Over the last financial year, lenders have been locking in cheap funding and slashing their mortgage rates in an attempt to gain market share.
However, with record-low rates there is the danger of brokers churning mortgages as borrowers look to refinance, according to industry stalwart Kym Dalton.
Speaking to Mortgage Business, Mr Dalton compared the current lending environment to the refinance boom in the US earlier in the year.
“I have spent a fair bit of time in North America and a feature of the market there was obviously the refinance boom when interest rates dropped,” he said.
“Right now in Australia, with this mini US-style refinance boom, retention is just not at the top of the agenda.”
The latest AFG Mortgage Index reveals an increase in refinancing in the 12 months to July.
Of all mortgages sold by AFG last month, 36.1 per cent were refinance, up from 35.2 per cent from July last year.
However, of all major bank loans written through AFG last month, 67.9 per cent were refinancing, while the non-majors accounted for 32.1 per cent in refinanced home loans.
Australian borrowers have traditionally opted to float their mortgage rates, but this trend may be turning, according to national broker Mortgage Choice.

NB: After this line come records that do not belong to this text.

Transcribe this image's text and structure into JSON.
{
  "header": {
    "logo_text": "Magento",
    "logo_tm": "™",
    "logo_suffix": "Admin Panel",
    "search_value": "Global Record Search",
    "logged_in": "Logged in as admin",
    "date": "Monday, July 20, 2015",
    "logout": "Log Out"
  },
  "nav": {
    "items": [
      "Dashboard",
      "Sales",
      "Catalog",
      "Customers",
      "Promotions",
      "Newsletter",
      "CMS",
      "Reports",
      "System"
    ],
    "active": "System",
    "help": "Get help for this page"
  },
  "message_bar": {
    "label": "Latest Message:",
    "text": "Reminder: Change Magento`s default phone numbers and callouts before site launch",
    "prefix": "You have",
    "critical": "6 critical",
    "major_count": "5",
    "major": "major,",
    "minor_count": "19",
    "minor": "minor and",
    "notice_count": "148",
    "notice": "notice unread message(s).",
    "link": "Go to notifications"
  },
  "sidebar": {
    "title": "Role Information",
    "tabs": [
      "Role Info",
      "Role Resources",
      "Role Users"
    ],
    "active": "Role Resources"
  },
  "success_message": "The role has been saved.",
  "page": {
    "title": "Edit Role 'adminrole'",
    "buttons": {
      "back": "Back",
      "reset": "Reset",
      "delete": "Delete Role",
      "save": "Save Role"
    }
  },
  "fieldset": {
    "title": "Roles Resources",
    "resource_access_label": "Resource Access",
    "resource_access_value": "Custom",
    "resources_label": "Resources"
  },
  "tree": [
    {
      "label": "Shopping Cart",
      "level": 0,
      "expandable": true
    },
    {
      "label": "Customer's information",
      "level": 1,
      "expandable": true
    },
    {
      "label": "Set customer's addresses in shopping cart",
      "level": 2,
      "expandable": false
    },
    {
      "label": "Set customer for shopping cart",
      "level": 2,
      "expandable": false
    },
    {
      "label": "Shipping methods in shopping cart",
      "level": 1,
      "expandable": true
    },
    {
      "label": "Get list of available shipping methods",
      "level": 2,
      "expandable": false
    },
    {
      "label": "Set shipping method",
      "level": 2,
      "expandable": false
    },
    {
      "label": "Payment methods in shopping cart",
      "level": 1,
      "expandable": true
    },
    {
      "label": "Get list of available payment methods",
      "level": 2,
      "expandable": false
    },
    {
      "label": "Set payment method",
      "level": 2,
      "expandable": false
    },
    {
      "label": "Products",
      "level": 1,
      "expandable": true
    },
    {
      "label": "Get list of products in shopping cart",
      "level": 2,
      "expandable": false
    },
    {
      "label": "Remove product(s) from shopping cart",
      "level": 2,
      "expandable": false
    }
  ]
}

“Over the last few weeks, several of Australia’s lenders have slashed the interest on their suite of fixed rate products, taking their home loan rates to new historical lows,” Mortgage Choice spokesperson Jessica Darnbrough said.
“At present, three of the four majors are offering five-year fixed rate mortgages with an interest rate of just 4.99 per cent – which is largely unheard of,” Ms Darnbrough said.
“With this in mind, it wouldn’t be a surprise to see fixed rate activity lift over August as borrowers opt to lock their mortgage in at the historically low rate and provide themselves with some certainty around their mortgage repayments for a specific time period,” he said.
Fixed rates have been most popular in Queensland, accounting for 28.02 per cent of all loans written, according to the latest data from Mortgage Choice.